Every year when I watch the latest version of  "Did You Know" I am reminded about how quickly our world is changing.  If we don't change the way we teach and learn at Hale Kula, we do a disservice to our students -- boys and girls alike.  

Saturday, July 7, 2012

What's next?

Yesterday, I met with some of our Hale Kula teachers who were able to attend the International Society for Technology in Education Conference in San Diego last week. We never know ahead-of-time whether it is "worth it" to send a team to the mainland for a conference. Well, it was obvious that not only are these three teachers raring-to-go with their awareness of new resources, apps, project ideas, and opportunities to collaborate and communicate with others around the USA and the world, they feel a responsibility to be change-agents at our school and in our District. One of the "big ideas" they emphasized in their conversation with me was something they heard over and over again at the conference - if we want to transform our schools,we need to start at the top.

 So taking that to heart, let me reflect on our journey at Hale Kula Elementary School and ponder how to move forward to infuse 21st Century technology skills and knowledge to equip our students for success in their future.

 When I became principal in February 2003, our technology lab consisted of fifteen old Macs. Classrooms were lucky if they had one computer for student use. We were already in the 21st Century, yet our students and teachers had limited access to the tools they would need to be successful. Today, thanks to generous grants and a different formula for school funding, we have two tech labs and three mobile labs, an iPad lab, an iPod Touch lab, and computers in every classroom. However, if I am honest about how we are using these tech tools, I have to admit that we are still in the early stages of implementation.
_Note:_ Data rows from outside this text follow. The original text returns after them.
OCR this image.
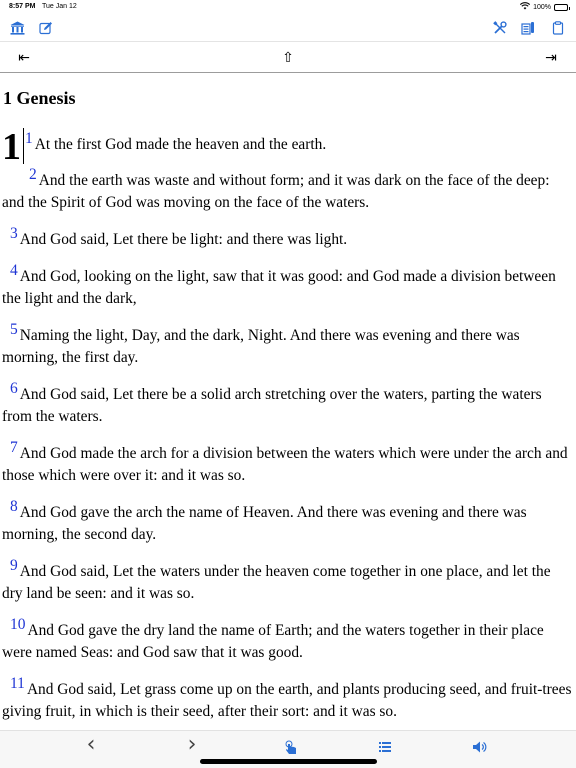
8:57 PM Tue Jan 12	100%
⇤	⇧	⇥
1 Genesis
1 1 At the first God made the heaven and the earth.
2 And the earth was waste and without form; and it was dark on the face of the deep: and the Spirit of God was moving on the face of the waters.
3 And God said, Let there be light: and there was light.
4 And God, looking on the light, saw that it was good: and God made a division between the light and the dark,
5 Naming the light, Day, and the dark, Night. And there was evening and there was morning, the first day.
6 And God said, Let there be a solid arch stretching over the waters, parting the waters from the waters.
7 And God made the arch for a division between the waters which were under the arch and those which were over it: and it was so.
8 And God gave the arch the name of Heaven. And there was evening and there was morning, the second day.
9 And God said, Let the waters under the heaven come together in one place, and let the dry land be seen: and it was so.
10 And God gave the dry land the name of Earth; and the waters together in their place were named Seas: and God saw that it was good.
11 And God said, Let grass come up on the earth, and plants producing seed, and fruit-trees giving fruit, in which is their seed, after their sort: and it was so.
‹	›
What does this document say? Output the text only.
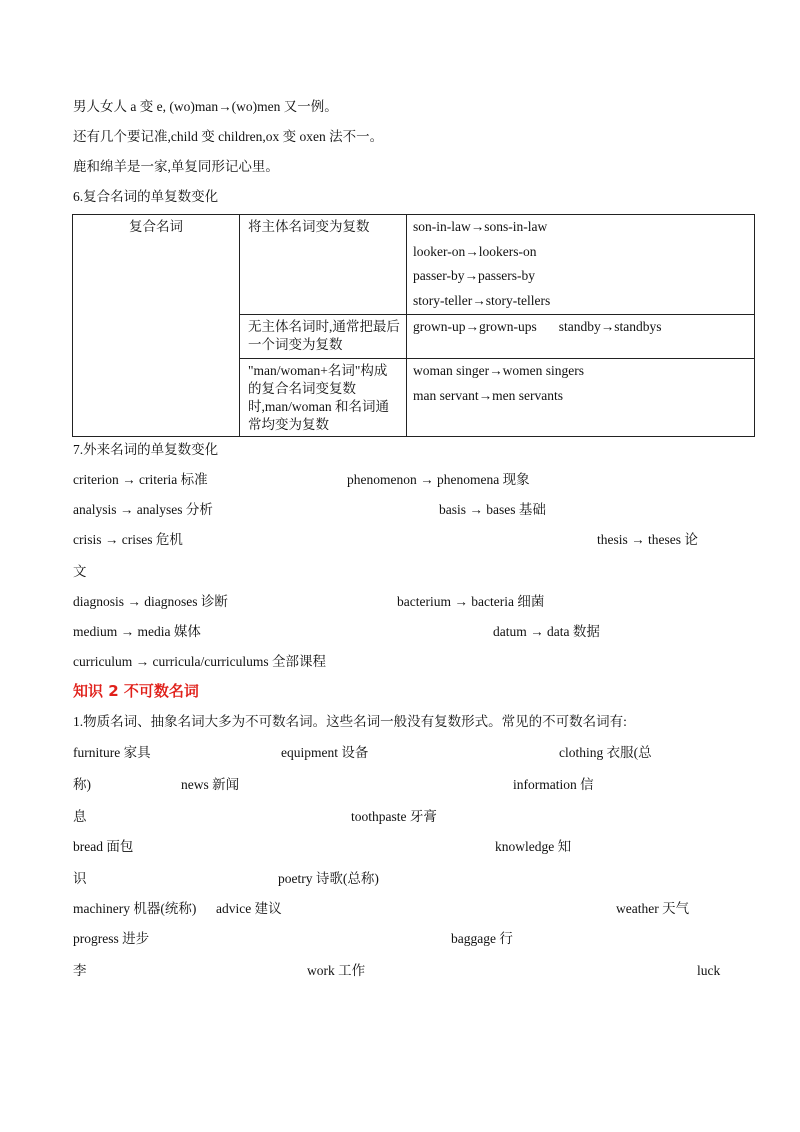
男人女人 a 变 e, (wo)man→(wo)men 又一例。
还有几个要记准,child 变 children,ox 变 oxen 法不一。
鹿和绵羊是一家,单复同形记心里。
6.复合名词的单复数变化
复合名词	将主体名词变为复数	son-in-law→sons-in-law
looker-on→lookers-on
passer-by→passers-by
story-teller→story-tellers

	无主体名词时,通常把最后一个词变为复数	grown-up→grown-ups standby→standbys

	"man/woman+名词"构成的复合名词变复数时,man/woman 和名词通常均变为复数	woman singer→women singers
man servant→men servants
7.外来名词的单复数变化
criterion → criteria 标准	phenomenon → phenomena 现象
analysis → analyses 分析	basis → bases 基础
crisis → crises 危机	thesis → theses 论
文
diagnosis → diagnoses 诊断	bacterium → bacteria 细菌
medium → media 媒体	datum → data 数据
curriculum → curricula/curriculums 全部课程
知识 2 不可数名词
1.物质名词、抽象名词大多为不可数名词。这些名词一般没有复数形式。常见的不可数名词有:
furniture 家具	equipment 设备	clothing 衣服(总
称)	news 新闻	information 信
息	toothpaste 牙膏
bread 面包	knowledge 知
识	poetry 诗歌(总称)
machinery 机器(统称) advice 建议	weather 天气
progress 进步	baggage 行
李	work 工作	luck
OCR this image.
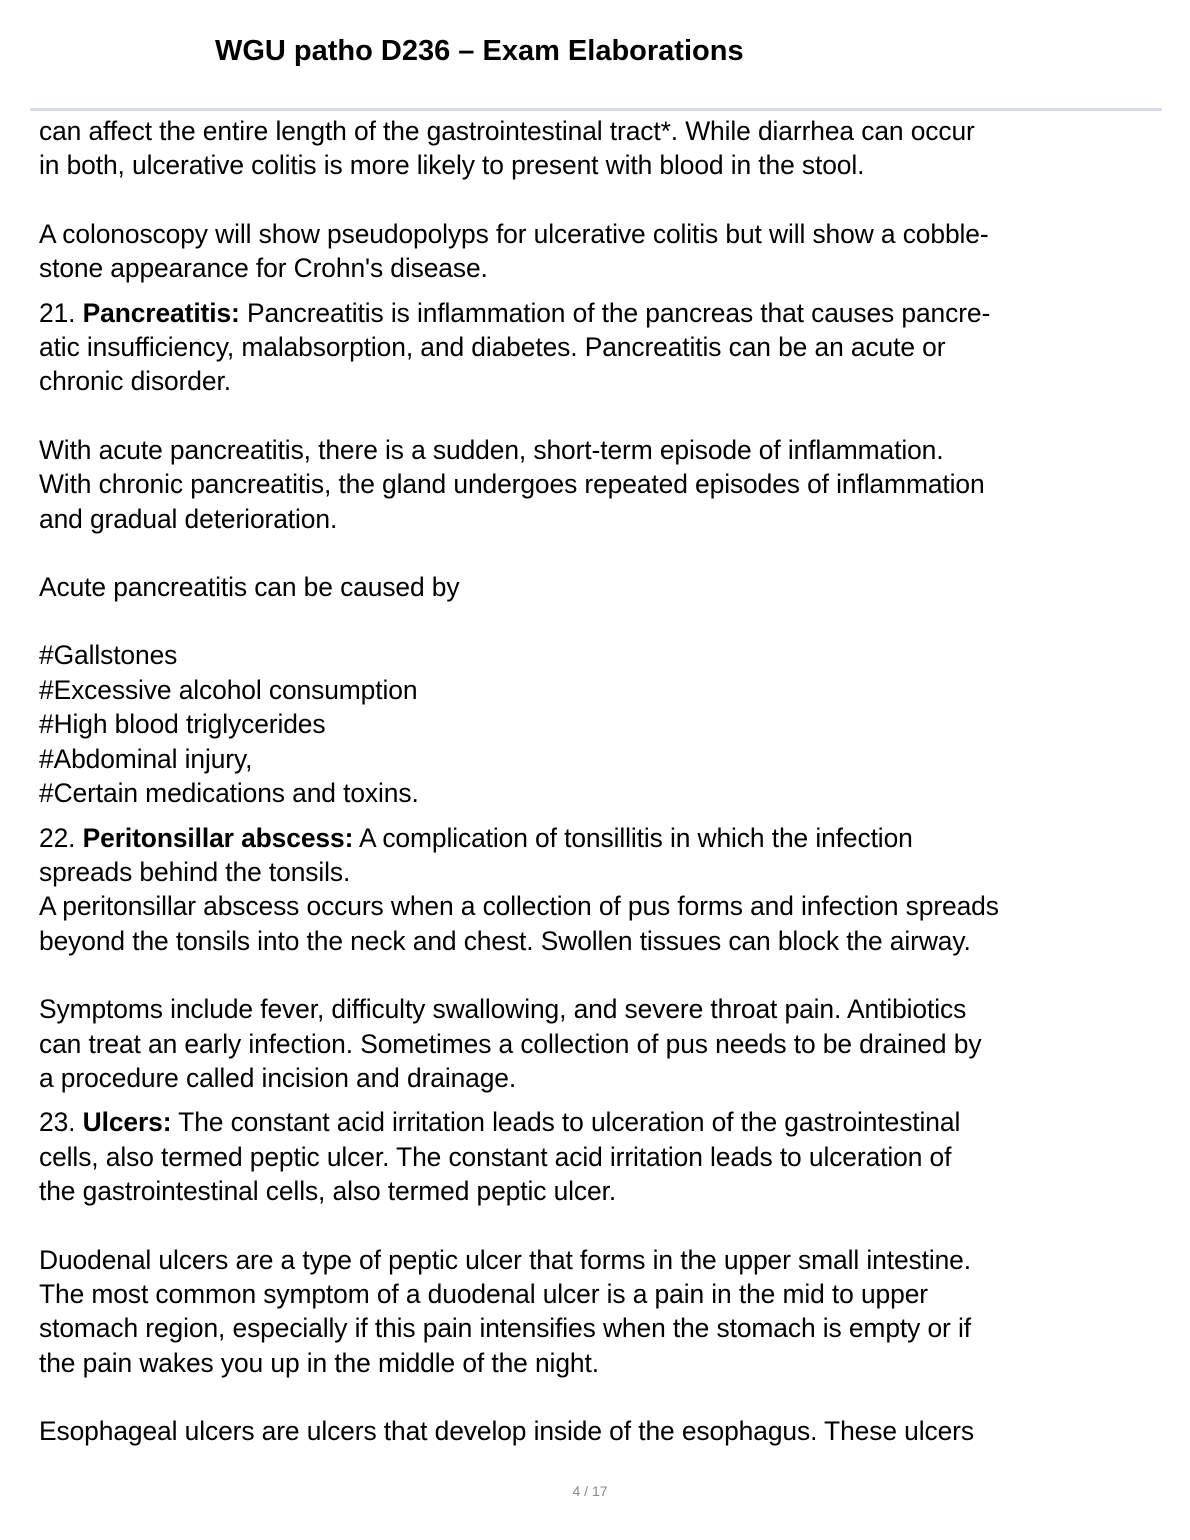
WGU patho D236 – Exam Elaborations

can affect the entire length of the gastrointestinal tract*. While diarrhea can occur
in both, ulcerative colitis is more likely to present with blood in the stool.

A colonoscopy will show pseudopolyps for ulcerative colitis but will show a cobble-
stone appearance for Crohn's disease.

21. Pancreatitis: Pancreatitis is inflammation of the pancreas that causes pancre-
atic insufficiency, malabsorption, and diabetes. Pancreatitis can be an acute or
chronic disorder.

With acute pancreatitis, there is a sudden, short-term episode of inflammation.
With chronic pancreatitis, the gland undergoes repeated episodes of inflammation
and gradual deterioration.

Acute pancreatitis can be caused by

#Gallstones
#Excessive alcohol consumption
#High blood triglycerides
#Abdominal injury,
#Certain medications and toxins.

22. Peritonsillar abscess: A complication of tonsillitis in which the infection
spreads behind the tonsils.
A peritonsillar abscess occurs when a collection of pus forms and infection spreads
beyond the tonsils into the neck and chest. Swollen tissues can block the airway.

Symptoms include fever, difficulty swallowing, and severe throat pain. Antibiotics
can treat an early infection. Sometimes a collection of pus needs to be drained by
a procedure called incision and drainage.

23. Ulcers: The constant acid irritation leads to ulceration of the gastrointestinal
cells, also termed peptic ulcer. The constant acid irritation leads to ulceration of
the gastrointestinal cells, also termed peptic ulcer.

Duodenal ulcers are a type of peptic ulcer that forms in the upper small intestine.
The most common symptom of a duodenal ulcer is a pain in the mid to upper
stomach region, especially if this pain intensifies when the stomach is empty or if
the pain wakes you up in the middle of the night.

Esophageal ulcers are ulcers that develop inside of the esophagus. These ulcers

4 / 17
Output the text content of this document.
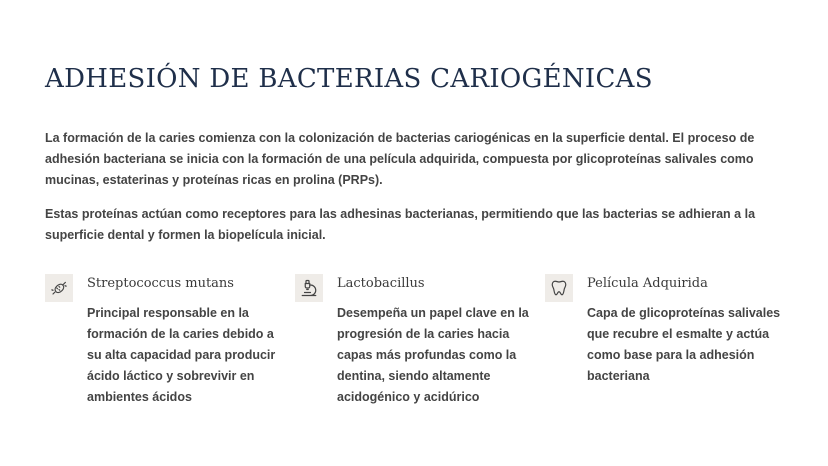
ADHESIÓN DE BACTERIAS CARIOGÉNICAS

La formación de la caries comienza con la colonización de bacterias cariogénicas en la superficie dental. El proceso de adhesión bacteriana se inicia con la formación de una película adquirida, compuesta por glicoproteínas salivales como mucinas, estaterinas y proteínas ricas en prolina (PRPs).

Estas proteínas actúan como receptores para las adhesinas bacterianas, permitiendo que las bacterias se adhieran a la superficie dental y formen la biopelícula inicial.

Streptococcus mutans

Principal responsable en la formación de la caries debido a su alta capacidad para producir ácido láctico y sobrevivir en ambientes ácidos

Lactobacillus

Desempeña un papel clave en la progresión de la caries hacia capas más profundas como la dentina, siendo altamente acidogénico y acidúrico

Película Adquirida

Capa de glicoproteínas salivales que recubre el esmalte y actúa como base para la adhesión bacteriana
These tech tools are mostly used to practice skills, take assessments, or to research information for a unit the class is studying.  Where are the 4C's which define how students should be using technology -to develop critical thinking, to communicate,  to collaborate, and to create?

Some of our teachers have embraced the use of technology with their students.  After attending local conferences or training sessions or by observing other teachers model use of a web2.0 tool and trying it out themselves, they are hooked.  We have exciting examples of student work as a testament to possibilities of what can be done.  However, we need to ensure that every student in every grade level has the opportunity to gain the skills they need to demonstrate the 4C's through their work.

So what's next?  Step one is to model the use of  tech and web2.0 tools in my role as principal.  With a new school year beginning in less than three weeks, there's not much time left to plan!  As we move forward towards a change in how we teach and learn at Hale Kula, my goal is to use this blog to share reflections, successes, lessons learned,, and next steps.  Hopefully, I'll have lots of student examples to share!